— До прошлой недели нипочём был не нужен. Но мы выступали в такой же дыре, типа этой. Вечером старину Генри от тоски потащило в этот городишко, приют нарков и скумбагов. Вернулся вдрабадан и с набитой рожей. На следующий день не мог поднять ничего тяжелее своей задницы, и то, он доносил её только до сортира. А потом Дэвид, это наш хозяин, пришёл к нему с нотациями: «Что ж ты, так тебя растак? Подводишь ребят, да ещё и по хлебалу отхватил…» Генри, недолго думая, посылает нашего доброго старичка прямо на три буквы. Тот хотя и терпелив, как колючка в пустыне, взял и не выдержал. Вот так мы остались в меньшинстве. Но это ещё туда-сюда — Филипп с Джо Киллианом кое-как справлялись. Только вот позавчера, сразу по приезду сюда, Джо пропал. Как сквозь землю провалился. Уж мы его искали-искали, даже я искал. — человек прочертил отставленным мизинцем причудливую линию, словно добавляя значимости факту своего участия. — Ничего. Поэтому Питер, это сын нашего хозяина, распорядился напечатать эту писульку. А ты всерьёз хочешь впрячься?
— А почему нет?
— Ну, денег мало, а пахоты до хрена. Можно и хребет сломать. — прищурив свои большие голубые глаза и оттопырив нижнюю губу, человек скептически осмотрел меня с ног до головы. — Зайди что ли к Питеру, поговори с ним. Давай, провожу.
Махнув на прощание увесистым кулаком в сторону мальчишек, человек повернулся и пошёл ко входу в фургонный лабиринт. Он так и не назвался, и только позже я узнал, что это Поль Робишо: жонглёр, ковёрный и неудавшийся мотогонщик. Не зная, чего ожидать, я вступил на цирковую территорию.

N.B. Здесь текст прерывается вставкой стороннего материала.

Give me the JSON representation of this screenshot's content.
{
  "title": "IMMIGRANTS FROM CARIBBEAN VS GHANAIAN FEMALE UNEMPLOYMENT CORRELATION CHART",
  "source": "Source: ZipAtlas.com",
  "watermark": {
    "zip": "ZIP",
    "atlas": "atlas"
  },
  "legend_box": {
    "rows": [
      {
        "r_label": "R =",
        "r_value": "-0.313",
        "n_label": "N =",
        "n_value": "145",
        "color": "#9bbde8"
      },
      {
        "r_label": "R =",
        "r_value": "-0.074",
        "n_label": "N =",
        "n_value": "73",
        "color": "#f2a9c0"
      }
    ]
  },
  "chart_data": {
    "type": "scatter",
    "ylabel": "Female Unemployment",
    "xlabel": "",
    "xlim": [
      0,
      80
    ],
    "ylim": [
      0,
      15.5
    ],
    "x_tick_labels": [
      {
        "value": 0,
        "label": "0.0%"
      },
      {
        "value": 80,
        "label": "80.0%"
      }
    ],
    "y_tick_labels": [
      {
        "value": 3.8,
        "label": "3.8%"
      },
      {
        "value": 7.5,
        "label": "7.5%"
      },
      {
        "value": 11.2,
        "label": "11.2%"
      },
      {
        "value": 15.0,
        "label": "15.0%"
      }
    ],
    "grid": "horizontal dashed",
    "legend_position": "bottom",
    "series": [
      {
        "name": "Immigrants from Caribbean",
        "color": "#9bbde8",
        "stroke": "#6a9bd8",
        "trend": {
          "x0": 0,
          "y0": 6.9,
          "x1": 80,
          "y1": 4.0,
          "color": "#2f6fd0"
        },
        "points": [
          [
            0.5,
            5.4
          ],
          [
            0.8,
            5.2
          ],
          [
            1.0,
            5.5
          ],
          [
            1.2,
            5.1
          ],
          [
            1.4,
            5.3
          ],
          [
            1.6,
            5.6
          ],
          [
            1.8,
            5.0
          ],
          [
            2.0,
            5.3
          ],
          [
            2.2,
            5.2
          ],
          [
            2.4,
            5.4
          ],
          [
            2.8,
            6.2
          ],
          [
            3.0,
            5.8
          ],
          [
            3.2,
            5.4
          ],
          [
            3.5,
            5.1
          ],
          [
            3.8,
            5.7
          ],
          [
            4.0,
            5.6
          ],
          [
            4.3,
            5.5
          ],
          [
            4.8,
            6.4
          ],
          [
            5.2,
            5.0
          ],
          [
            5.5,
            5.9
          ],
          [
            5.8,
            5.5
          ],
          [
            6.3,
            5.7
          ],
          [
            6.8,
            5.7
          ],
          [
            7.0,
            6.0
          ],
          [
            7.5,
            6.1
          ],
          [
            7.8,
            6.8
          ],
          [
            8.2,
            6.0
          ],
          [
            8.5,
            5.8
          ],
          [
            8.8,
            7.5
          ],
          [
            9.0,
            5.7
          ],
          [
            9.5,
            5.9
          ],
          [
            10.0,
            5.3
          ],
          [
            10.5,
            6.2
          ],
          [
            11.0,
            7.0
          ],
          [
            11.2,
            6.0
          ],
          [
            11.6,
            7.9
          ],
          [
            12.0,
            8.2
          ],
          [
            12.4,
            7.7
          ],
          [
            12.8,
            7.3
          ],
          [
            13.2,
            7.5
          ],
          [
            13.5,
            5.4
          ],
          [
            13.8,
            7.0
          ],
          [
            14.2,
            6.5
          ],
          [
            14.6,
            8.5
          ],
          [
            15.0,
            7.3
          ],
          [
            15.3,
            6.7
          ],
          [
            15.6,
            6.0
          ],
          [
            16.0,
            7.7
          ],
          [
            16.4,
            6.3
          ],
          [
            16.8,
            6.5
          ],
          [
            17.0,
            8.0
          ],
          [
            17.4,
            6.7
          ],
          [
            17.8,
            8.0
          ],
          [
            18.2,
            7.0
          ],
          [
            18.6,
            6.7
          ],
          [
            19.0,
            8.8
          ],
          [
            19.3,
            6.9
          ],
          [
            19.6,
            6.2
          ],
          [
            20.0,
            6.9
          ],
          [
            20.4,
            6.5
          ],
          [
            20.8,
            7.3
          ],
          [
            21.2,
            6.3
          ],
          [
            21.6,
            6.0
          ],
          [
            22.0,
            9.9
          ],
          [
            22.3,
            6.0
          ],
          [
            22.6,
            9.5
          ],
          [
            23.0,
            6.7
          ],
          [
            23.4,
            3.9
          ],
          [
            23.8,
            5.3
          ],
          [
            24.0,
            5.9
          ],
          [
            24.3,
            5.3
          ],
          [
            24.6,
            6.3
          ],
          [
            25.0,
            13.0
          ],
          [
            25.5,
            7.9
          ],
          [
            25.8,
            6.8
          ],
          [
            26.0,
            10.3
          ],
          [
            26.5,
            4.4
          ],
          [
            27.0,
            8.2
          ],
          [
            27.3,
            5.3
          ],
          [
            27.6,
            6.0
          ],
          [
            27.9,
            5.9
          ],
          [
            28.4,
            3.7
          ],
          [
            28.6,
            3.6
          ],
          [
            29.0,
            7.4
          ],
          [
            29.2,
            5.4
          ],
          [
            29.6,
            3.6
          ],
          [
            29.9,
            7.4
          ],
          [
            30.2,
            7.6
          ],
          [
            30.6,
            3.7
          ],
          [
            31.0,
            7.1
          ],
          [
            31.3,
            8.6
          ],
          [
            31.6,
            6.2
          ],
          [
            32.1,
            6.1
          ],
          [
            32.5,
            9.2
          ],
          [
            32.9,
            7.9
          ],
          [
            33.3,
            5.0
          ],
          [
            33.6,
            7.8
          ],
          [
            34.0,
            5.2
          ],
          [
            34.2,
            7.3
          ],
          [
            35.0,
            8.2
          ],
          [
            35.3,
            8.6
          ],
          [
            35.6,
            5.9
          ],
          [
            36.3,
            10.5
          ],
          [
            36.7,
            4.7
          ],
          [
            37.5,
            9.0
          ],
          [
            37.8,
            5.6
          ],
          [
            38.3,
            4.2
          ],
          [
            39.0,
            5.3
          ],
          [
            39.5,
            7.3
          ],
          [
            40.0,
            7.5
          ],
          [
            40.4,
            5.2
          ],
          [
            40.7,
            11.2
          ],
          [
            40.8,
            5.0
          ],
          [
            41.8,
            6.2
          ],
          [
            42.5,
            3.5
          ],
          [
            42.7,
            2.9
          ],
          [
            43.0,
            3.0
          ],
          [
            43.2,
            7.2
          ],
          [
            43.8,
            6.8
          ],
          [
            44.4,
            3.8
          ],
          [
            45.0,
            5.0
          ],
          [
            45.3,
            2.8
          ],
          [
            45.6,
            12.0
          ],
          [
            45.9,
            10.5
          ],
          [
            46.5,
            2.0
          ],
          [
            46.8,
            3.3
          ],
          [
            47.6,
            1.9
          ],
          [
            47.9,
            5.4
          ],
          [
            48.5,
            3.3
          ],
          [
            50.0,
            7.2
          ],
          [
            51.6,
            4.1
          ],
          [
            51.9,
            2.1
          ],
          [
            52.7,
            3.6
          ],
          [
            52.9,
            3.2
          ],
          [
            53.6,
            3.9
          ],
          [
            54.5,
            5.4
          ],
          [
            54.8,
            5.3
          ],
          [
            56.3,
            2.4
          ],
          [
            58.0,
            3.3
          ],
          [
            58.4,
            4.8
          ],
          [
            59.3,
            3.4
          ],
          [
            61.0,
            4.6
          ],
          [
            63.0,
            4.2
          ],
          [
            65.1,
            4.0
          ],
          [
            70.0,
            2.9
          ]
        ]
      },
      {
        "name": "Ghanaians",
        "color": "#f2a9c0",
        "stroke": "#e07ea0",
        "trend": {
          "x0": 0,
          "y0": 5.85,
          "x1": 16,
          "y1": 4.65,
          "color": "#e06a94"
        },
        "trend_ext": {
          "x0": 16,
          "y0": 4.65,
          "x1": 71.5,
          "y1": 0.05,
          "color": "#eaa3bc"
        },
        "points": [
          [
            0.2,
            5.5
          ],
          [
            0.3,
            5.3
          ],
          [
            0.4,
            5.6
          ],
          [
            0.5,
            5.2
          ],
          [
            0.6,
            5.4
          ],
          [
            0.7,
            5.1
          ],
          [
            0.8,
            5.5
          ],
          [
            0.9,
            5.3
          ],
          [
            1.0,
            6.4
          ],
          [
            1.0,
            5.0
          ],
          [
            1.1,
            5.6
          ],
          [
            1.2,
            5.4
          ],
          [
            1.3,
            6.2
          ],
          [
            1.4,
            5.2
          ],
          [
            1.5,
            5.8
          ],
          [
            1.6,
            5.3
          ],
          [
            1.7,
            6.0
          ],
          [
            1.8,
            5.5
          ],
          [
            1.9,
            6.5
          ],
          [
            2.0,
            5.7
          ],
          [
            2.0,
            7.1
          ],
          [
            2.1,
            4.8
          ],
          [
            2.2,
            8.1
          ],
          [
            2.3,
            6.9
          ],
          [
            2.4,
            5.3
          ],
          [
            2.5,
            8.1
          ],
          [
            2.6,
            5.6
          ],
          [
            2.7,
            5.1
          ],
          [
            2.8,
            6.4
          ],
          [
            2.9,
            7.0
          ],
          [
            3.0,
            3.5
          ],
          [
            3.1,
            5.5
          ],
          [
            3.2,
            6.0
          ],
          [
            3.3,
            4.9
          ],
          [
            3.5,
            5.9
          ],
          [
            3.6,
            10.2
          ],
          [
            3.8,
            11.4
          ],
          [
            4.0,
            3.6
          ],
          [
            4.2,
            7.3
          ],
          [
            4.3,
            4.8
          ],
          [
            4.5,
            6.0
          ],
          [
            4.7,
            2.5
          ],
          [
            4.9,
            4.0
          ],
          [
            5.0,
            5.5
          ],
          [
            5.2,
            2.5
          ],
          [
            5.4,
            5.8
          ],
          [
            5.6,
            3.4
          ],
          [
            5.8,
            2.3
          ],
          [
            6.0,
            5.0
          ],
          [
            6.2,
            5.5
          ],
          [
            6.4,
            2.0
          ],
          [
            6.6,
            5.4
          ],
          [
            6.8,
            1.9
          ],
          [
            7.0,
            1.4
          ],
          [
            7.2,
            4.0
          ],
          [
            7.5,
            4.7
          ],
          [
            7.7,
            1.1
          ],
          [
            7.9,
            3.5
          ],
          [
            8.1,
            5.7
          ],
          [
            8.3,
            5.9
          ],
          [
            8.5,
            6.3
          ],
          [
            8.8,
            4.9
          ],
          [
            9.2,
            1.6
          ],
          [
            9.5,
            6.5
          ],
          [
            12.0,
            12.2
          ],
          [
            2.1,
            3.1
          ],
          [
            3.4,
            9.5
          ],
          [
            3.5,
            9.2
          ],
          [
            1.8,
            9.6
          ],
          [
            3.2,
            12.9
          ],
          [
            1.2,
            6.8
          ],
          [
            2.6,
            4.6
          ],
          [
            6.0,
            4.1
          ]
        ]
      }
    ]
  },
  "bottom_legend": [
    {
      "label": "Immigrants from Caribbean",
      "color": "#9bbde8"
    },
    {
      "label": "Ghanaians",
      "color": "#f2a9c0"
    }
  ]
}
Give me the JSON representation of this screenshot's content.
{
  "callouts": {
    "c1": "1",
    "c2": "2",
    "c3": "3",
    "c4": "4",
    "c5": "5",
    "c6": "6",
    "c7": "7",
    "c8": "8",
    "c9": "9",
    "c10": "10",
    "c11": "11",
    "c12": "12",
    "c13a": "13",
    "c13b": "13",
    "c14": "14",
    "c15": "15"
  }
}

Сейчас, отработав всего несколько представлений, я чувствовал себя выжатым, как лимон. Два с лишним часа беготни с тумбами, лестницами, заградительными секциями и прочим рабочим инвентарём. Ещё нам с напарником Филиппом приходилось страховать артистов во время номеров, а после выступления приводить в порядок арену и посадочные места. Окончив, я не задерживался почесать языком, что здесь было в порядке вещей, а шёл прямиком в свою каморку, спиною чувствуя насмешливые взгляды участников труппы. Засыпая, я гадал, как долго ещё мне удастся продержаться в таком режиме. И сейчас меня радует только одно: завтра мы снимаемся и переезжаем в, как выражается Питер Замунер, глубинку, ещё глубже всех прошлых. Да, основные нагрузки по демонтажу лягут на нас с Филиппом, но всё равно — снова менять пейзаж за окном было приятно…
Глава 26
Тиббот Гай Келли терпеть не мог ждать. Бывало, ещё в детстве (в довольно обеспеченном детстве), он с нетерпением, переходящим в бешенство, ждал того или иного подарка, или похода в парк развлечений, или поездки с отцом на охоту. Частенько он закатывал истерики, требуя всего и сразу. Как ни странно, время от времени это помогало. Малыш Тибби получал вожделенную железную дорогу за месяц до своего дня рождения, или, побросав все домашние дела, горничная Эмма была вынуждена кататься до одури на «русских горках» и «полёте в космос». Как ни странно, отец, несмотря на свой тяжёлый нрав и не менее тяжёлую руку, всячески потакал желаниям сыночка, в коем души не чаял. Тиббот тоже любил отца, но особенной, скрытой любовью. Он мастерски научился манипулировать Гаем. Если отец вдруг решал проявить твёрдость и попробовать отказать отпрыску, последний устраивал скандал, а если это вдруг не помогало, прибегал к ещё одной уловке: он просто начинал игнорировать отца. Когда Тибби спрашивали, он отвечал немногословно, с холодным презрением. Когда звали за стол, он незамедлительно являлся, но всю трапезу сидел молча, и уходил в свою комнату сразу по её окончанию. Так продолжалось максимум два дня, а потом Гай Келли не выдерживал, шёл и покупал сыночку духовое ружьё или новый велосипед. Малыш Тибби вырос, но отношение к желаемому осталось на том же, детском уровне. Если он чего-то хотел, то получал это незамедлительно. А если не получал, то страшно злился, стараясь отыграться на окружающих, благо таковых было предостаточно: младший персонал кампании, технические служащие, наконец, жена и дети.